当教室の後期研修医の日記も随時更新中です。

第2回医学部学生モンゴル研修

2016年8月22日から6日間の日程で、第2回医学部学生モンゴル研修に参加してきました。

昨年から始まった医学部学生の交流会で、夏に名大からモンゴル国立医科学大学(MNUMS)へ、冬にはMNUMSから名大へ学生・教官が訪れます。今回は学部学生、教員、大学院生合計8人で青空の国(Land of the Blue Sky)へ行ってきました。
MNUMSでの糖尿病についてのワークショップ、国立第3病院と地域病院の見学、草原への遠足など盛りだくさんでした。
国立第3病院では透析室、腎臓病棟、糖尿病外来、心臓カテーテル室などを見学しました。
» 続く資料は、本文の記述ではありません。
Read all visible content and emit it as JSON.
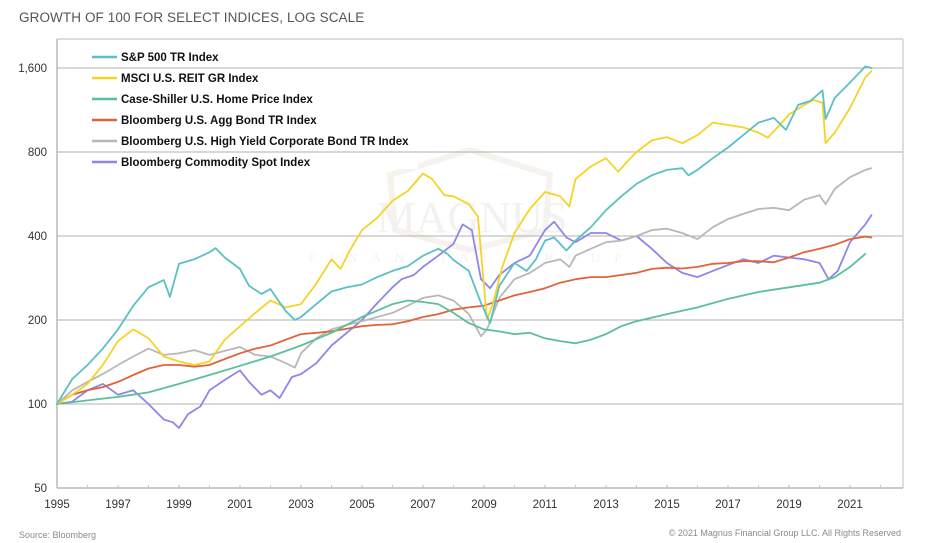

モンゴル全土で透析コンソールは現在97台、300万人の人口にしては少なく待機患者が多いそうです。
しかし、昨年、医療保険制度が改正され、コストのかかる医療も保険適応となったため今後は広まってゆくようです。

地方の病院では塩茹でした肉をごちそうになりました。
“ギャートルズ”の様な肉です。
病院のキッチンを覗くと点滴棒を持った患者さんが肉塊を頬張っていました。
経口摂取可能なら点滴は不要ではないかと思いましたが、それだけモンゴル人にとって羊肉は日常的かつ特別なものなのだろうと考察しました。
肉と乳中心の伝統的な食生活も、近年では糖分たっぷりの炭酸飲料や輸入された食材などが加わり変化しつつあります。
蛋白、リン、脂質に糖が加わると疾病構成も複雑になるのではないかとモンゴルの今後を案じたりもします。
モンゴル研修

草原での乗馬、満点の星などなど、満喫した1週間でした。